- The Washington Times - Thursday, July 27, 2006

NEW YORK (AP) — The bad news: This year will be another year of modest pay increases. The worse news: Inflation might eat up those gains.

The only good news may be that workplace standouts might eke out bonuses and other cash incentives from employers.

Companies are relying less on salary increases and more on incentives such as year-end bonuses to keep employees without boosting fixed costs, a survey said yesterday.

U.S. employers are planning to increase base salaries by 3.7 percent this year, just a bit higher than the average 3.6 percent rise they granted in 2005, according to a survey by Mercer Human Resource Consulting.

If the projections play out, workers’ wages could fall behind creeping inflation. The Labor Department’s Consumer Price Index picked up in the second quarter, pushed higher by record energy prices, and is on pace for a 4.7 percent rise for 2006, a little more than a percentage point higher than the 3.4 percent last year.

For 2007, pay raises are expected to stay at 3.7 percent.

Of the 950 employers surveyed by Mercer, representing nearly 12 million workers, about 85 percent said they plan to offer short-term incentives in 2006. A quarter said they increased the number of employees eligible for cash awards, and a quarter said they are giving bigger awards. About 5 percent decreased the number of employees eligible and the amount of cash given.

“Once I give you a salary increase, it sticks. But with incentives, you have to re-earn it every year. Companies are very reticent about fixed costs these days,” said Steven Gross, a senior consultant at Mercer and employee compensation specialist.

Mercer’s data fell mostly in line with the projections released last month by the Conference Board. The nonprofit research group said pay raises would rise by 3.5 percent this year and next, while inflation would grow by 3.1 percentage points this year and 3.3 percentage points in 2007.

The modest pay increases have been the trend for the past several years — hovering between 3.3 percent and 3.8 percent since 2002, according to Mercer’s data. Mercer’s survey was conducted from April 1 to May 1.

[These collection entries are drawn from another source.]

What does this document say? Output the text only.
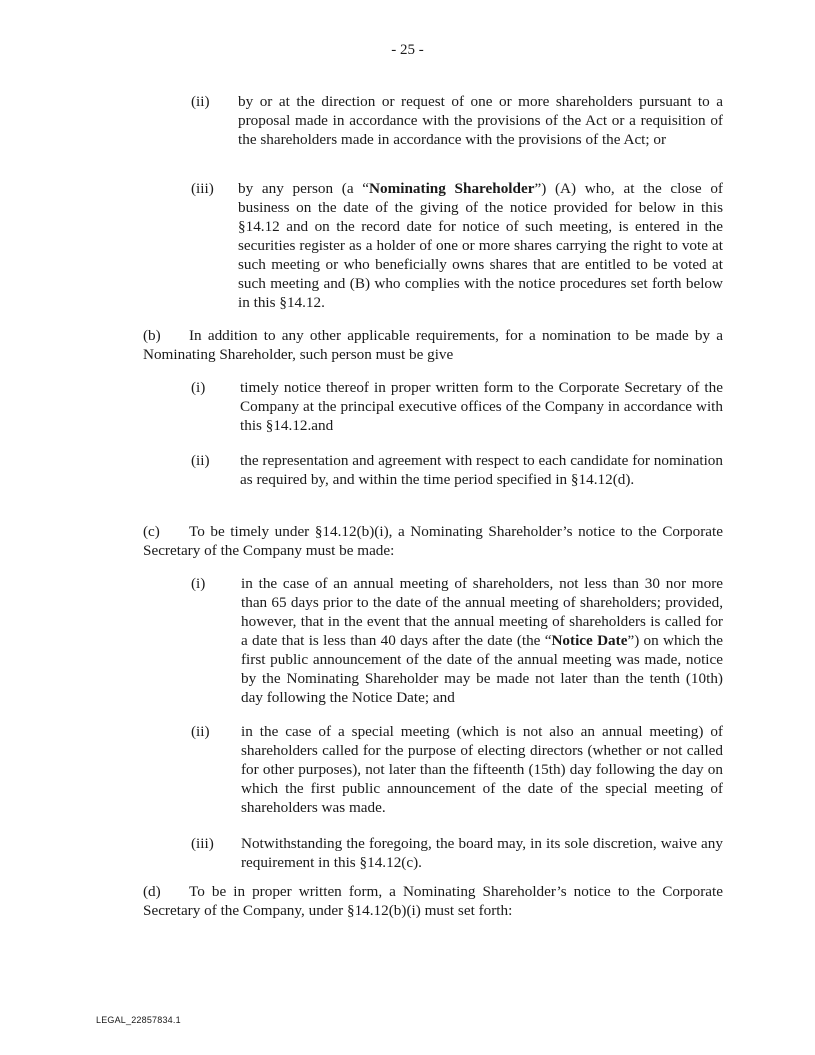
- 25 -
(ii)	by or at the direction or request of one or more shareholders pursuant to a proposal made in accordance with the provisions of the Act or a requisition of the shareholders made in accordance with the provisions of the Act; or
(iii)	by any person (a “Nominating Shareholder”) (A) who, at the close of business on the date of the giving of the notice provided for below in this §14.12 and on the record date for notice of such meeting, is entered in the securities register as a holder of one or more shares carrying the right to vote at such meeting or who beneficially owns shares that are entitled to be voted at such meeting and (B) who complies with the notice procedures set forth below in this §14.12.
(b) In addition to any other applicable requirements, for a nomination to be made by a Nominating Shareholder, such person must be give
(i)	timely notice thereof in proper written form to the Corporate Secretary of the Company at the principal executive offices of the Company in accordance with this §14.12.and
(ii)	the representation and agreement with respect to each candidate for nomination as required by, and within the time period specified in §14.12(d).
(c) To be timely under §14.12(b)(i), a Nominating Shareholder’s notice to the Corporate Secretary of the Company must be made:
(i)	in the case of an annual meeting of shareholders, not less than 30 nor more than 65 days prior to the date of the annual meeting of shareholders; provided, however, that in the event that the annual meeting of shareholders is called for a date that is less than 40 days after the date (the “Notice Date”) on which the first public announcement of the date of the annual meeting was made, notice by the Nominating Shareholder may be made not later than the tenth (10th) day following the Notice Date; and
(ii)	in the case of a special meeting (which is not also an annual meeting) of shareholders called for the purpose of electing directors (whether or not called for other purposes), not later than the fifteenth (15th) day following the day on which the first public announcement of the date of the special meeting of shareholders was made.
(iii)	Notwithstanding the foregoing, the board may, in its sole discretion, waive any requirement in this §14.12(c).
(d) To be in proper written form, a Nominating Shareholder’s notice to the Corporate Secretary of the Company, under §14.12(b)(i) must set forth:
LEGAL_22857834.1
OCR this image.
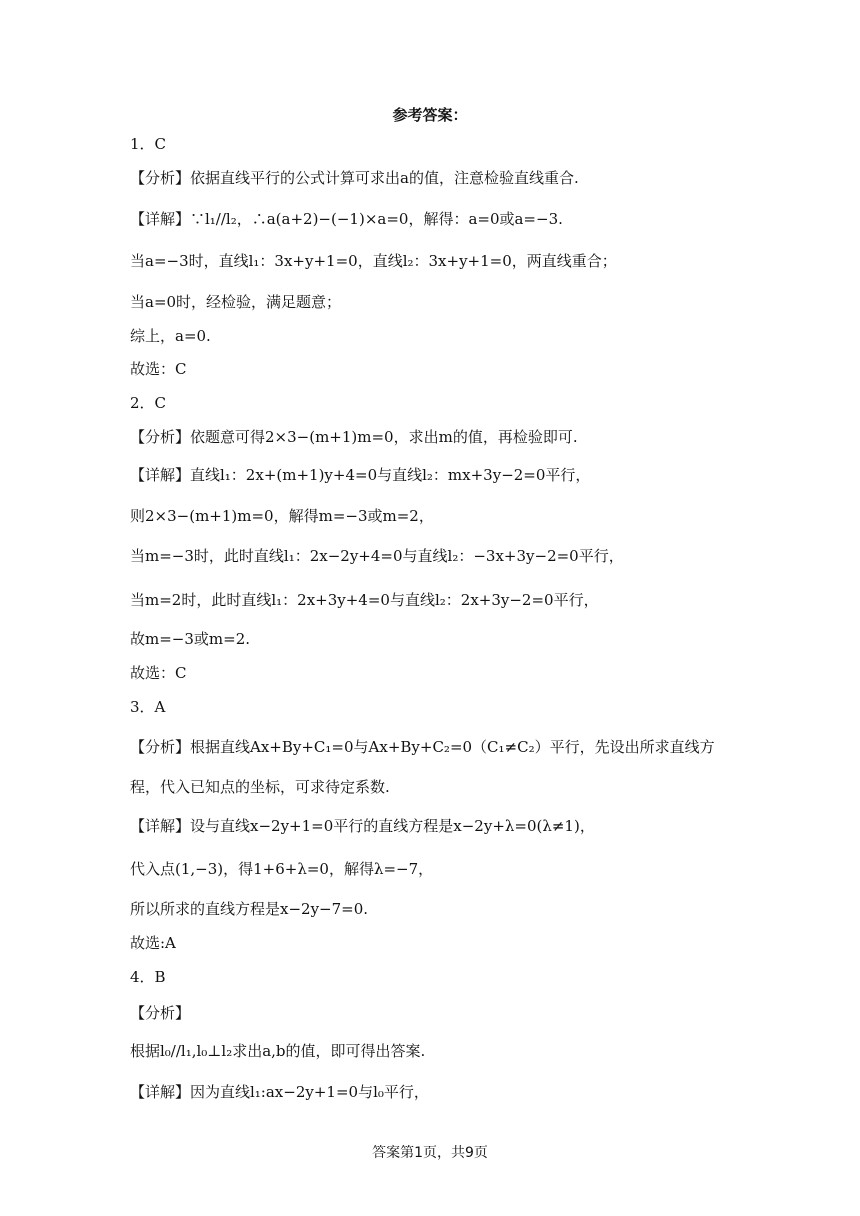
参考答案：
1．C
【分析】依据直线平行的公式计算可求出a的值，注意检验直线重合.
【详解】∵l₁//l₂，∴a(a+2)−(−1)×a=0，解得：a=0或a=−3.
当a=−3时，直线l₁：3x+y+1=0，直线l₂：3x+y+1=0，两直线重合；
当a=0时，经检验，满足题意；
综上，a=0.
故选：C
2．C
【分析】依题意可得2×3−(m+1)m=0，求出m的值，再检验即可.
【详解】直线l₁：2x+(m+1)y+4=0与直线l₂：mx+3y−2=0平行，
则2×3−(m+1)m=0，解得m=−3或m=2，
当m=−3时，此时直线l₁：2x−2y+4=0与直线l₂：−3x+3y−2=0平行，
当m=2时，此时直线l₁：2x+3y+4=0与直线l₂：2x+3y−2=0平行，
故m=−3或m=2.
故选：C
3．A
【分析】根据直线Ax+By+C₁=0与Ax+By+C₂=0（C₁≠C₂）平行，先设出所求直线方
程，代入已知点的坐标，可求待定系数.
【详解】设与直线x−2y+1=0平行的直线方程是x−2y+λ=0(λ≠1)，
代入点(1,−3)，得1+6+λ=0，解得λ=−7，
所以所求的直线方程是x−2y−7=0.
故选:A
4．B
【分析】
根据l₀//l₁,l₀⊥l₂求出a,b的值，即可得出答案.
【详解】因为直线l₁:ax−2y+1=0与l₀平行，
答案第1页，共9页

Companies are wary about increasing salaries because of rising costs, Mr. Gross said. Several companies’ recent quarterly earnings reports have cited high costs, especially for energy, as hurting performance.

“Companies are still struggling with the ability to raise prices. To raise salaries, they have to be more productive or pass the cost on to the consumer,” Mr. Gross said.

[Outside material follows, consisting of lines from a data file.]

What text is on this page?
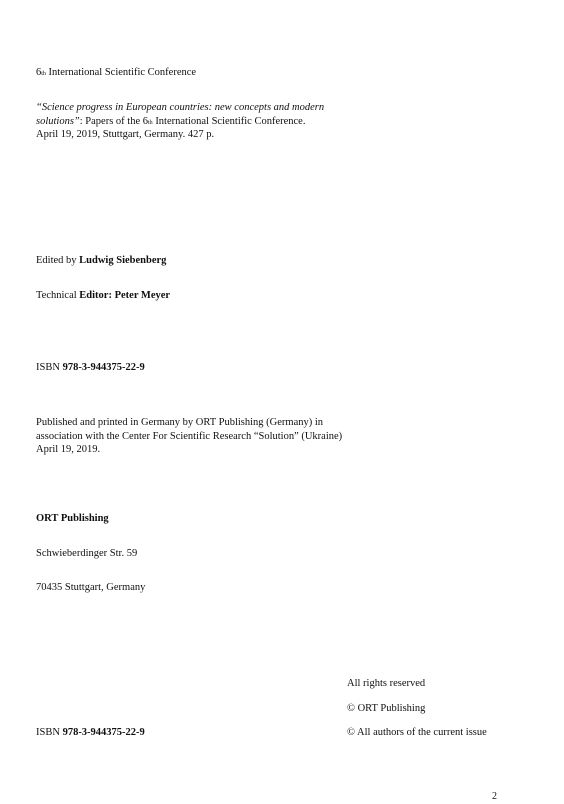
6th International Scientific Conference
“Science progress in European countries: new concepts and modern
solutions”: Papers of the 6th International Scientific Conference.
April 19, 2019, Stuttgart, Germany. 427 p.
Edited by Ludwig Siebenberg
Technical Editor: Peter Meyer
ISBN 978-3-944375-22-9
Published and printed in Germany by ORT Publishing (Germany) in
association with the Center For Scientific Research “Solution” (Ukraine)
April 19, 2019.
ORT Publishing
Schwieberdinger Str. 59
70435 Stuttgart, Germany
All rights reserved
© ORT Publishing
ISBN 978-3-944375-22-9	© All authors of the current issue
2
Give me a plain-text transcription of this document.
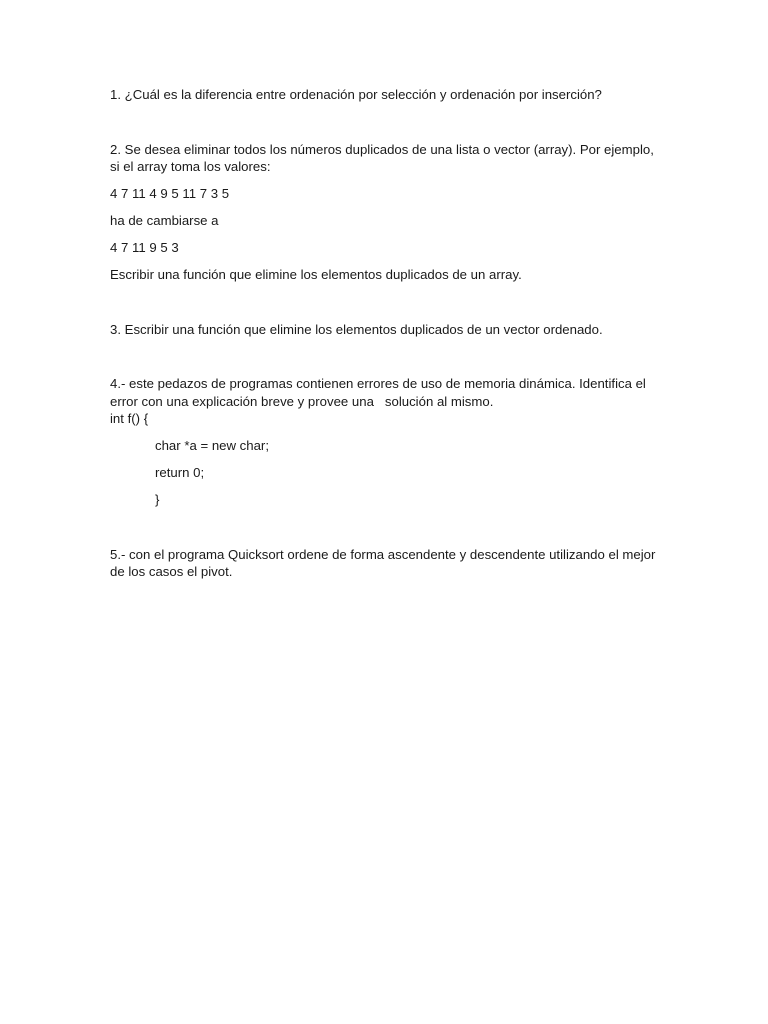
1. ¿Cuál es la diferencia entre ordenación por selección y ordenación por inserción?

2. Se desea eliminar todos los números duplicados de una lista o vector (array). Por ejemplo, si el array toma los valores:

4 7 11 4 9 5 11 7 3 5

ha de cambiarse a

4 7 11 9 5 3

Escribir una función que elimine los elementos duplicados de un array.

3. Escribir una función que elimine los elementos duplicados de un vector ordenado.

4.- este pedazos de programas contienen errores de uso de memoria dinámica. Identifica el error con una explicación breve y provee una   solución al mismo.

int f() {

char *a = new char;

return 0;

}

5.- con el programa Quicksort ordene de forma ascendente y descendente utilizando el mejor de los casos el pivot.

Companies have met price pressures almost exclusively by squeezing base salaries, said Jared Bernstein, senior economist at the Economic Policy Institute, a labor union-funded think tank.

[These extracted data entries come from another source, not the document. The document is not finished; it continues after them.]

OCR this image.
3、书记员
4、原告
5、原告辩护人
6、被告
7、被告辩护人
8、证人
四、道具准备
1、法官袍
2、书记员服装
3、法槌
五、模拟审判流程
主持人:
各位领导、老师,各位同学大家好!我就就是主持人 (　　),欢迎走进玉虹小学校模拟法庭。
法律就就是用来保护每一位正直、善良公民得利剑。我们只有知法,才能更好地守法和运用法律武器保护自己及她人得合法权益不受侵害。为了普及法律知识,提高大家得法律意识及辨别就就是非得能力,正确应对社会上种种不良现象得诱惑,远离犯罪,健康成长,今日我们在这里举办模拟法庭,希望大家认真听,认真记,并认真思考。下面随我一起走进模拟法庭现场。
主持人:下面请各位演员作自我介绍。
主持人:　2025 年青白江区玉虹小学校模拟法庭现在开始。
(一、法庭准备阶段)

“Employers know that a bonus is for now, whereas a base pay change is forever,” Mr. Bernstein said.

Another increasingly popular way that employers deal with labor costs is by differentiating pay increases, Mr. Gross said. They gave high performers on average a 5 percent pay increase, twice the average raise for low performers.

Rising benefit costs also have crimped employers’ ability to commit to big pay raises.

“Benefits are a very important ingredient. Health care, also retirement benefits — they’re very expensive. Companies are limiting salary increases to offset some of the increases in these benefits,” said Charles Peck, compensation specialist at the Conference Board.

Health benefit costs rose 6.1 percent last year to more than $7,000 per employee, Mercer said in a survey released in November, and they are projected to rise 6.7 percent this year.